RE: Use of Symbols from Rowland Shaw on 2002-01-14 (www-html@w3.org from January 2002)

From: Rowland Shaw <Rowland.Shaw@crystaldecisions.com>
Date: Mon, 14 Jan 2002 03:28:38 -0800
To: "'Christian Wolfgang Hujer'" <Christian.Hujer@itcqis.com>, Geoff McNeil <g.mcneil1@ntlworld.com>, www-html@w3.org
Message-ID: <963A03BCAFF059488BAFF33AE5C8709707FF3A@IPSENT04>

From: http://www.w3.org/TR/html401/sgml/entities.html
<!ENTITY pound CDATA "&#163;" -- pound sign U+00A3 ISOnum -->

So:
You can use &pound; instead of &#163; for readability in HTML/4.01. Charset
*shouldn't* matter then (although you'd still need the underlying font to
have the character defined)


PS: Sorry for having an annoying mailer for replying :o)

-----Original Message-----
From: Christian Wolfgang Hujer [mailto:Christian.Hujer@itcqis.com]
Sent: 14 January 2002 10:53
To: Geoff McNeil; www-html@w3.org
Subject: RE: Use of Symbols


Hello Geoff,

> -----Original Message-----
> From: www-html-request@w3.org [mailto:www-html-request@w3.org]On Behalf Of
Geoff McNeil
> Sent: Friday, January 11, 2002 5:26 PM
> To: www-html@w3.org
> Subject: Use of Symbols
>
>
> On trying to validate my document i keep getting an error due to my use of
the £ sign.  Is there a code i should be using or another way of displaying
this image on my documents?


what charset have you used for encoding your document, and what charset have
you declared for your document?
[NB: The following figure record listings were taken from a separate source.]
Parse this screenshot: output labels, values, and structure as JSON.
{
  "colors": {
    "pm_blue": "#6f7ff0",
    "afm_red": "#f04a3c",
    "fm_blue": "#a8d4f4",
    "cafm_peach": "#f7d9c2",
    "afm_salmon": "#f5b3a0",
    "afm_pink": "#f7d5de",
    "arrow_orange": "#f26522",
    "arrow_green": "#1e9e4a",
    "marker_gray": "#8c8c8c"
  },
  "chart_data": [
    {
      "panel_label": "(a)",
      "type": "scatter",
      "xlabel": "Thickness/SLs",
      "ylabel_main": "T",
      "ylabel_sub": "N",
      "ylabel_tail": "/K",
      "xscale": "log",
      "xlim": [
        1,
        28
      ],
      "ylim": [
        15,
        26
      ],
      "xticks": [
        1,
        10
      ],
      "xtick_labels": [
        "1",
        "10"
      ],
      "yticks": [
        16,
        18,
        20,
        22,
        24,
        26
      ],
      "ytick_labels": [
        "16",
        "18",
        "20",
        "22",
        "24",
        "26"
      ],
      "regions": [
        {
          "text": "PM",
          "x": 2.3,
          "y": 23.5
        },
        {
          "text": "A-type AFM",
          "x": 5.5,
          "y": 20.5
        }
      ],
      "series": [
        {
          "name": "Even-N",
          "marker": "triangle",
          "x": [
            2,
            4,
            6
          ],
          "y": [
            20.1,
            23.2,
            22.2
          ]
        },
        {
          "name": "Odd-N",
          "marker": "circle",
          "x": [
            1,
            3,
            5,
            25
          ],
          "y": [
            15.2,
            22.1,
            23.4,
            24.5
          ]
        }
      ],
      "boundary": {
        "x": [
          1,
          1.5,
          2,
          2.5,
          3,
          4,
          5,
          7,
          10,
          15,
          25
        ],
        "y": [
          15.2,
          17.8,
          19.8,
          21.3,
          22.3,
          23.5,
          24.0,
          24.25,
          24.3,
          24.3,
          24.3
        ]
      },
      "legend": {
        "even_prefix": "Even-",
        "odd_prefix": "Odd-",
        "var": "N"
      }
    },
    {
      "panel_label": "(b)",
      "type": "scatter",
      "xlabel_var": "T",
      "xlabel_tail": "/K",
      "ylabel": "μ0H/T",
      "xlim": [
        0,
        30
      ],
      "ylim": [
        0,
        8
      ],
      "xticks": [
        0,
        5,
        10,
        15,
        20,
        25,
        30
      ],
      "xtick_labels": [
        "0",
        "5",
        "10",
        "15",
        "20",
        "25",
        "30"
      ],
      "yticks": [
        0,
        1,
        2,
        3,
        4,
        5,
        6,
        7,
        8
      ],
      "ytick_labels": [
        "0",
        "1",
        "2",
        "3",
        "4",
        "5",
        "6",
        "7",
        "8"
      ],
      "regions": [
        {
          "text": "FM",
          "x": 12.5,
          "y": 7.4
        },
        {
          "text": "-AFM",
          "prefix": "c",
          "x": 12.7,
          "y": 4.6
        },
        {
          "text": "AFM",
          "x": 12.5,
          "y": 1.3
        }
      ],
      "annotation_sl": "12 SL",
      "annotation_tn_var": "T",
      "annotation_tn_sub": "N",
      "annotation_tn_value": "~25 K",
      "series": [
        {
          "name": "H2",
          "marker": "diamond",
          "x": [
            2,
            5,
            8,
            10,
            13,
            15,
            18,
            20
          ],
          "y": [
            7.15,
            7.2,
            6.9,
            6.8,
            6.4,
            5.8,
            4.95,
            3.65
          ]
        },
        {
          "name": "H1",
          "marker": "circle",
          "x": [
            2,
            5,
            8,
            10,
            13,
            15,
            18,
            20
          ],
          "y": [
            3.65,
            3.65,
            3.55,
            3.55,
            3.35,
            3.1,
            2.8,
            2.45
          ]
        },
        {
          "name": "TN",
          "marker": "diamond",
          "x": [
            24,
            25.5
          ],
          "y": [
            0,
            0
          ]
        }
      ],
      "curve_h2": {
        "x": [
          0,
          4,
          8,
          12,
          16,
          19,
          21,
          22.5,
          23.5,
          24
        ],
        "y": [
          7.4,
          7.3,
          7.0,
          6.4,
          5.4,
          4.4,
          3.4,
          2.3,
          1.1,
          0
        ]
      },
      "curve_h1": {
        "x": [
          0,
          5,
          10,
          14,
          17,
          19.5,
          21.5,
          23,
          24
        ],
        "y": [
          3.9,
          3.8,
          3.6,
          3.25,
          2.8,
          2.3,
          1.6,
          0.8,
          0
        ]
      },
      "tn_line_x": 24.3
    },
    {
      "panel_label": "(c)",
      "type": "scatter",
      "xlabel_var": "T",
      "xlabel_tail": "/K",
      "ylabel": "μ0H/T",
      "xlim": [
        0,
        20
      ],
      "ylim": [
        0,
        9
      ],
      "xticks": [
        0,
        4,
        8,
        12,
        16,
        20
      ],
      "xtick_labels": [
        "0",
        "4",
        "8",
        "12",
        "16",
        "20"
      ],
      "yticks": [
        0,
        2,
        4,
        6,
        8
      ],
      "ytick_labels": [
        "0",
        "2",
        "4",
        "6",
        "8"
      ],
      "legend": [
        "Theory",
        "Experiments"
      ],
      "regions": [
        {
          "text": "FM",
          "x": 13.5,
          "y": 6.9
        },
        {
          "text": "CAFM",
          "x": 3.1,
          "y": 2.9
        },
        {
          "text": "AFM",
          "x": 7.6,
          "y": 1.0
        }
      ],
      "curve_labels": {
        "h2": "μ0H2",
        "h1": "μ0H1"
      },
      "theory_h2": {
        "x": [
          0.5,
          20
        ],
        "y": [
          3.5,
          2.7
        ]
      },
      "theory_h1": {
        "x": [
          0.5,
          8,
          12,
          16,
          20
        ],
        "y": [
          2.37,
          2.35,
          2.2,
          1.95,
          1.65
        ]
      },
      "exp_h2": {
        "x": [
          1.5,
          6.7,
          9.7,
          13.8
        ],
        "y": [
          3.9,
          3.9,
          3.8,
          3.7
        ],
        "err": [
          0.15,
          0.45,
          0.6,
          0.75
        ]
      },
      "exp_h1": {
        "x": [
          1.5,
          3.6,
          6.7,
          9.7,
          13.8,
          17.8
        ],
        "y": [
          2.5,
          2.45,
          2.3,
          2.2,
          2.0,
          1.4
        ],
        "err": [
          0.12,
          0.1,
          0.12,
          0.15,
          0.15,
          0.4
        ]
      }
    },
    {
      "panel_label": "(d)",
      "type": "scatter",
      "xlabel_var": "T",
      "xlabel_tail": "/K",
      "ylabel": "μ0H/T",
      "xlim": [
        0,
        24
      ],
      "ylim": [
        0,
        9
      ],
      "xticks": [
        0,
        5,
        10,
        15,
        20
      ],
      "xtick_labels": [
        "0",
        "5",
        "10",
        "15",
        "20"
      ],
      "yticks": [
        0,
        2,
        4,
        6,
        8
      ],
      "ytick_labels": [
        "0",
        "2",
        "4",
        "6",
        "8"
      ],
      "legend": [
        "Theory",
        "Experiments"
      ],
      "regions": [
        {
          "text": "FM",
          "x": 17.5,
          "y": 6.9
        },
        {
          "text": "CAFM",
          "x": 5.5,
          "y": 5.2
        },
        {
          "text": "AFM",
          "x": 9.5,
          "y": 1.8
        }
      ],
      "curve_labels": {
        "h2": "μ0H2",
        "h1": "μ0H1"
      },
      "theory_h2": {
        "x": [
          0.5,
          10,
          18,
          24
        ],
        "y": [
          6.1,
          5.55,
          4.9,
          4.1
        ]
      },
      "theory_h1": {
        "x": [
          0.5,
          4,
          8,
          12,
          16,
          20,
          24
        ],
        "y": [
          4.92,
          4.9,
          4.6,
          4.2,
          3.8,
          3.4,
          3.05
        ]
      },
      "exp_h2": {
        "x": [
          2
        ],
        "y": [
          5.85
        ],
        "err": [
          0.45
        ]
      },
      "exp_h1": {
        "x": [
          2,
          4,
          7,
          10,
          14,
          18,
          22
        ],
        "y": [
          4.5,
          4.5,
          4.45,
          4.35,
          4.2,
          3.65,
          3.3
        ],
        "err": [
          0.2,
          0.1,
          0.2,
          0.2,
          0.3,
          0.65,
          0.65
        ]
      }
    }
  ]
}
If it is not iso-8859-1 or a similar in both
cases, the well-formedness check of the validator will fail.

Usually the pound sign may not occur unencoded in an XML or HTML document,
it needs to be encoded using a character entity like this: &#163;

It is a good advice to always encode all non-ASCII-characters (ASCII is a 7
Bit encoding, ranging from ASCII/most ISO/Unicode characters 0-127) using
character entities, at least when the language used in the document mainly
uses a writing based on the latin alphabet. If the language for the document
does not use a writing based on the latin alphabet, using UTF-8 encoded
Unicode is a good alternative.

The charset you use must be declared like this (iso-8859-1 used for these
examples):

[examples snipped]

Beware not to use these "cp..." or "...windows..." charsets because these
are not just legacy charsets, these are proprietary charsets and won't be
understood by most browsers.
iso-8859-*, though still often in use, already is considered to be a legacy
charset. The future definitely is UTF-8 and UTF-16.

Received on Monday, 14 January 2002 06:29:11 UTC